“You’ll find her grave under the large cedar tree, just down the road,” the gardener had explained. And, as he described, we found the marker…and the tree. Standing in that hallowed place, tears flowed down my cheeks.
Harriett Tubman had inspired me in my younger years to take the steps I needed to take—to find my own sense of peace.
Lying in the emergency room, I thought of Harriet and imagined what she might say. I couldn’t help but laugh at my circumstance, for surely she would have done the same. This remarkable little woman, who endured unspeakable trials, wouldn’t have been fazed by a few broken bones.
My fingers are starting to work again, and with them, threads of a new book are emerging. I think I needed this pause, unwanted though it was and is!
During these past weeks of rest and healing, I have frequently thought about friends, family, and strangers with disabilities. I felt especially close to my dad, who lost his arm in a farming accident when he was a young man in his thirties. I also thought about Fred and his artificial leg, about Joyce and her wheelchair, and about so many others who graciously go about their day—without complaint.
As I experienced my limitations, I became acutely aware that I am (and you are) surrounded by folks with far greater handicaps than any of us might ever know.
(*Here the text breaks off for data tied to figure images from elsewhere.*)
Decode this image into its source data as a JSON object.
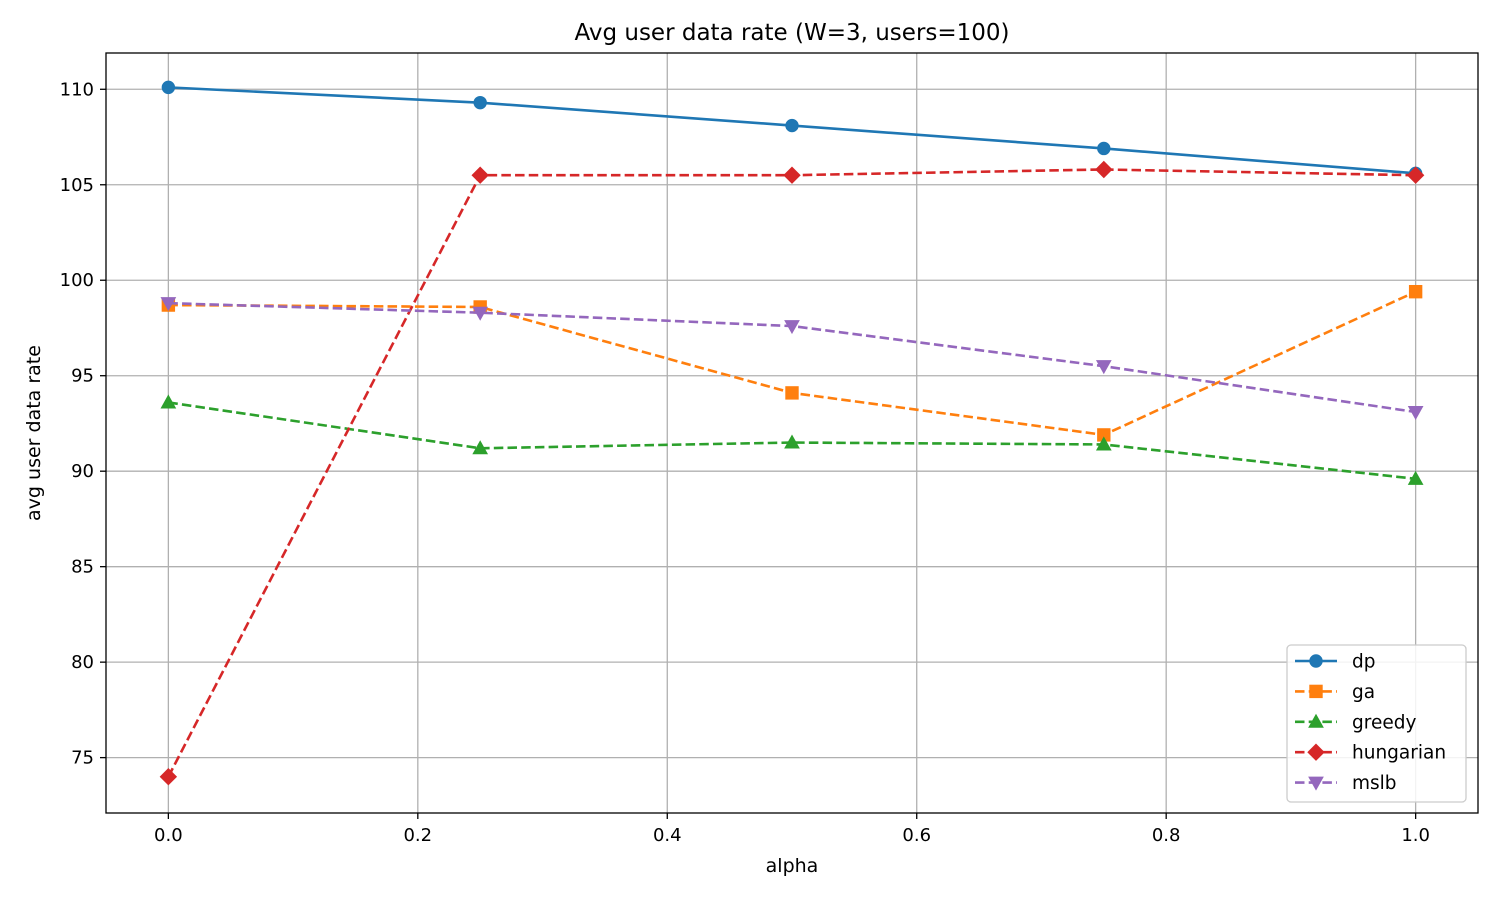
{
  "chart_data": {
    "type": "line",
    "title": "Avg user data rate (W=3, users=100)",
    "xlabel": "alpha",
    "ylabel": "avg user data rate",
    "x": [
      0.0,
      0.25,
      0.5,
      0.75,
      1.0
    ],
    "xlim": [
      -0.05,
      1.05
    ],
    "ylim": [
      72.1,
      111.9
    ],
    "xticks": [
      "0.0",
      "0.2",
      "0.4",
      "0.6",
      "0.8",
      "1.0"
    ],
    "xtick_values": [
      0.0,
      0.2,
      0.4,
      0.6,
      0.8,
      1.0
    ],
    "yticks": [
      "75",
      "80",
      "85",
      "90",
      "95",
      "100",
      "105",
      "110"
    ],
    "ytick_values": [
      75,
      80,
      85,
      90,
      95,
      100,
      105,
      110
    ],
    "grid": true,
    "legend_position": "lower-right",
    "series": [
      {
        "name": "dp",
        "values": [
          110.1,
          109.3,
          108.1,
          106.9,
          105.6
        ],
        "color": "#1f77b4",
        "linestyle": "solid",
        "marker": "circle"
      },
      {
        "name": "ga",
        "values": [
          98.7,
          98.6,
          94.1,
          91.9,
          99.4
        ],
        "color": "#ff7f0e",
        "linestyle": "dashed",
        "marker": "square"
      },
      {
        "name": "greedy",
        "values": [
          93.6,
          91.2,
          91.5,
          91.4,
          89.6
        ],
        "color": "#2ca02c",
        "linestyle": "dashed",
        "marker": "triangle-up"
      },
      {
        "name": "hungarian",
        "values": [
          74.0,
          105.5,
          105.5,
          105.8,
          105.5
        ],
        "color": "#d62728",
        "linestyle": "dashed",
        "marker": "diamond"
      },
      {
        "name": "mslb",
        "values": [
          98.8,
          98.3,
          97.6,
          95.5,
          93.1
        ],
        "color": "#9467bd",
        "linestyle": "dashed",
        "marker": "triangle-down"
      }
    ]
  }
}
And, I’m reminded of Mary T. Lathrap’s poem (Walk a Mile in His Moccasins). A few of its haunting lines read:
Pray, don't find fault with the man that limps,
Or stumbles along the road.
Unless you have worn the moccasins he wears,
Or stumbled beneath the same load.
There may be tears in his soles that hurt
Though hidden away from view.
The burden he bears placed on your back
May cause you to stumble and fall, too.
Take the time to walk a mile in his moccasins.